We know little of spycraft before ancient times, but we do know that covert messaging was common in the Roman Empire. One well-documented method was to shave a slave’s head, tattoo a message into the scalp, let the hair grow back, and send the slave on foot to the recipient, presumably carrying a decoy message.
(And you were complaining that PGP messaging takes too long.)
It’s possible to assume that the concept of “information advantage” arose as soon as civilizations broke beyond tribal stage. We can observe groups spying on each other in all parts of recorded history, and even though the winners write the (surviving) history books, we can see that those who knew more were also the ones who came out on top.
There are many reasons for this. One is the straightforward concept of military intel: if you’re at war with somebody and know about their weaknesses, you can exploit them and get the upper hand. Most of the net generation are perfectly familiar with the concept of the Fog of War, and the value of sending scout drones early in a StarCraft game.

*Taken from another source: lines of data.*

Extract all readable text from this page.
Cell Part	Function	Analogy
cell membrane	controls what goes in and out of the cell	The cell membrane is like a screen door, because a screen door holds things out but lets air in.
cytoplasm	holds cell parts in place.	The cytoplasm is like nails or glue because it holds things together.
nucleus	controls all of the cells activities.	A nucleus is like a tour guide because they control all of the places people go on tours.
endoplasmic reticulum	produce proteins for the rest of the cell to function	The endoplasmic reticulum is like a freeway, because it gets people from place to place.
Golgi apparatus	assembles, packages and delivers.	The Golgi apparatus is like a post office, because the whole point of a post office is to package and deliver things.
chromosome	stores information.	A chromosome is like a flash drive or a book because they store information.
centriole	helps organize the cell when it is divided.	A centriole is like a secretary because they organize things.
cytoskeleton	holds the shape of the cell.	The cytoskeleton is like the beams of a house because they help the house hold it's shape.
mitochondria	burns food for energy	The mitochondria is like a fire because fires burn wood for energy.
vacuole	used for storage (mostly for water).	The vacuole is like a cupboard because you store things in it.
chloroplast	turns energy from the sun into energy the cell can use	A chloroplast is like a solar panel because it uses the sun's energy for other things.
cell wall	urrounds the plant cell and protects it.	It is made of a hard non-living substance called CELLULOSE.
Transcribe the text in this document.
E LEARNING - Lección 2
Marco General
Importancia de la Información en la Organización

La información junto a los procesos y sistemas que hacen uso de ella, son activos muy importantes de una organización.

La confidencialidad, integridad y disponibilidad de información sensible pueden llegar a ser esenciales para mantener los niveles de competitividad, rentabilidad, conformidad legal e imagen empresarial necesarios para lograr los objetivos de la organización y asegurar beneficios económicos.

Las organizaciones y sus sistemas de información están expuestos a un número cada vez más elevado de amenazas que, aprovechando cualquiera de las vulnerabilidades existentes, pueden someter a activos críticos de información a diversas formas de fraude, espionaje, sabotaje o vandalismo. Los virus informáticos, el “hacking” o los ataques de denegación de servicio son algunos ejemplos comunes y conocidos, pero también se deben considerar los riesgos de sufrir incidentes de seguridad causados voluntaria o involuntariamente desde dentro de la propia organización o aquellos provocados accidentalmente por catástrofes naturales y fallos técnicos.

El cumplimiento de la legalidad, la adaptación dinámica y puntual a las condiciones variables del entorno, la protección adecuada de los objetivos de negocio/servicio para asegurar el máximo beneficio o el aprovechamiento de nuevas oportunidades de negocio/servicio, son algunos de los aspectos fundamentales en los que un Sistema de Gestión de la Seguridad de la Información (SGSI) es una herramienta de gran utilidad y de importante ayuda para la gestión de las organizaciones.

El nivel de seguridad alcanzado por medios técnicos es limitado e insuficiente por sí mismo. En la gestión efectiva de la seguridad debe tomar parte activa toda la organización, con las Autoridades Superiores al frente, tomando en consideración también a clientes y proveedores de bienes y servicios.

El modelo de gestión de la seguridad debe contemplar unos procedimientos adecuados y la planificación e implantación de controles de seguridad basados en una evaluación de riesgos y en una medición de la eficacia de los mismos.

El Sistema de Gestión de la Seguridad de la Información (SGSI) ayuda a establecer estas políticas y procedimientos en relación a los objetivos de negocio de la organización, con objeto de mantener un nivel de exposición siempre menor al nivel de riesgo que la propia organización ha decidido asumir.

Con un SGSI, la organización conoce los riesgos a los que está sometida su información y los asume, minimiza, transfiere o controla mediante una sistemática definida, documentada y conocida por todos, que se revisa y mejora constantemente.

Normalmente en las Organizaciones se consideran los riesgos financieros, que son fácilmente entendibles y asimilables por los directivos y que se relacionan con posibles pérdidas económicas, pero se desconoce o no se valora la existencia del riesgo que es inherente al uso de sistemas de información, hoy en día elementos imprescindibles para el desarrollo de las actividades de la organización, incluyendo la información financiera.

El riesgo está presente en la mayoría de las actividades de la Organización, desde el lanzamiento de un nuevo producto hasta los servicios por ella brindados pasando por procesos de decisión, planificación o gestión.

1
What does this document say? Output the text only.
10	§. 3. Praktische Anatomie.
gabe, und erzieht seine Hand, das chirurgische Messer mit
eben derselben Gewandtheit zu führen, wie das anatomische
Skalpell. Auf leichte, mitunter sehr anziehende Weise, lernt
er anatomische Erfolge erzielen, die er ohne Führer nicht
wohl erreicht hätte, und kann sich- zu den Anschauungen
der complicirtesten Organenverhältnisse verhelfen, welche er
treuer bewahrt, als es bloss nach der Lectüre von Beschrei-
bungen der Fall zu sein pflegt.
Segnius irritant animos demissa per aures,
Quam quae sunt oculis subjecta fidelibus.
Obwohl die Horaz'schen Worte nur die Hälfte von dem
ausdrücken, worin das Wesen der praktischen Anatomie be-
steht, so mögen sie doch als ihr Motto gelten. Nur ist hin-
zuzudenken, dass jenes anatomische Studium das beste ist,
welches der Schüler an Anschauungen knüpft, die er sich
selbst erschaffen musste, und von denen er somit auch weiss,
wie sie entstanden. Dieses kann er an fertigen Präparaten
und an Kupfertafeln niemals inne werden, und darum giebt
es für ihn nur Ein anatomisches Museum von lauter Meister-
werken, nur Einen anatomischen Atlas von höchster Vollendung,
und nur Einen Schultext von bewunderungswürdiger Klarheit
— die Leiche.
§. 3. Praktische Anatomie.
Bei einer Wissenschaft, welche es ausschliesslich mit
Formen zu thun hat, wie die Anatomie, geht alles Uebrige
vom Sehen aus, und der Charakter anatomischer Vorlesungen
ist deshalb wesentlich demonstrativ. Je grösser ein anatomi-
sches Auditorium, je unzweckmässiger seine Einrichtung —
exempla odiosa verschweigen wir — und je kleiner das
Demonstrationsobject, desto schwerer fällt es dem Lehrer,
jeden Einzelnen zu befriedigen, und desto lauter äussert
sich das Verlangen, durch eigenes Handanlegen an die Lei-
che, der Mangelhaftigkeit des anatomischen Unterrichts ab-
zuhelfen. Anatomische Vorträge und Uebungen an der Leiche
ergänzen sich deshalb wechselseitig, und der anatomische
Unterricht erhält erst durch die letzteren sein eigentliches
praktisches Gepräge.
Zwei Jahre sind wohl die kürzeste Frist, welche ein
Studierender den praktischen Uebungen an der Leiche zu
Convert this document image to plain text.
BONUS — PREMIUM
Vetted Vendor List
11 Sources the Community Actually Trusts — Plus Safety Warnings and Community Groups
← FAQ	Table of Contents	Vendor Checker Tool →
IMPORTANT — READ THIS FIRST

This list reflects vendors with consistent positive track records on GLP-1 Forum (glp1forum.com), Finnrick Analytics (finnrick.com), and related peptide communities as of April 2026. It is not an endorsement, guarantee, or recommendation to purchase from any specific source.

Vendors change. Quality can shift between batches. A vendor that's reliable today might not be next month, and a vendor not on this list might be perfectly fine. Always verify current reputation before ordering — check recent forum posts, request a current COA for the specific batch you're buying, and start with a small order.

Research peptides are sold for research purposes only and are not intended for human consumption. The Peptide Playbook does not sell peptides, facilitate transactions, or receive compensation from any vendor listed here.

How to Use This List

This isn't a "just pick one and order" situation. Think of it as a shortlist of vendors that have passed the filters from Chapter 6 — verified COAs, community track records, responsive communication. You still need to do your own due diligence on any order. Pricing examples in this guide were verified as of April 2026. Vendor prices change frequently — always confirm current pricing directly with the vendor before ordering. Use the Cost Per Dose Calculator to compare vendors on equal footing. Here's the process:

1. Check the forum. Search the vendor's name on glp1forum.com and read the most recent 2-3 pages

But it’s more subtle than that. If you establish yourself as knowing more than others, for whatever reason, other people will start asking you for information. Information – perceived truth – will flow from you to others. This is one of the most powerful positions somebody can be in; it establishes the power of narrative, and it lets a group essentially dictate truth, enlighten people, or poison the news-well according to what fits their interest on any particular day, as long as they are perceived to still hold the information advantage.
It’s easy to observe that governments have had this role. “Our satellite imagery shows X, Y, and Z on the ground in Farawaystan.” You can’t really dispute it, you have to take that government at their word, simply because you don’t have any expensive satellite network of your own. It’s quite outside of your budget range. Or rather, you had to take them at their word: you don’t anymore. All of a sudden, you have distant acquaintances on the ground in Farawaystan who are confirming or disproving the statement, and usually doing so within minutes.
It’s not hard to see what a power shift this creates – how the many are taking the power away from the few. It used to take an enormous nation-state-level machine to provide information detail at the satellite-level degree; today, better information can be obtained by the informal network that is the internet.
Putting it another way: the net generation, the global net generation, has taken the information advantage from the world’s governments, using nothing but their everyday presence and practically no resources at all. And those dethroned governments are absolutely furious about it, and are turning to poisoning the news-well and destroying the net’s utility value by introducing mass surveillance and forcing the network operators’ dirty collaboration in a last-ditch attempt to regain that information advantage – knowing what everybody’s saying, thinking, planning, discussing.
It’s not going to help. That cat is out of the bag. But it’s going to be a fight.
The copyright industry is only a small part of this. It’s a really annoying small part of this, but the picture is still much bigger. There’s a reason the copyright industry gets so much governmental support (from the United States) when it tries to assert its continued power of narrative, despite YouTube and similar sites long having disproven the notion that you need a governmentally-awarded private monopoly – “copyright” – for culture to be created.
(YouTube alone now has 300 hours of video uploaded every minute. In other words, it’s providing 18,000 24/7 television channel equivalents. Granted, those “channels” are of widely varying quality, so they’re quite exactly like yesterday’s TV concept.)
We still need to fight for our basic civil liberties. But the power shift happening right now is immense – far beyond the question of where some entertainment studio is going to find its future revenue.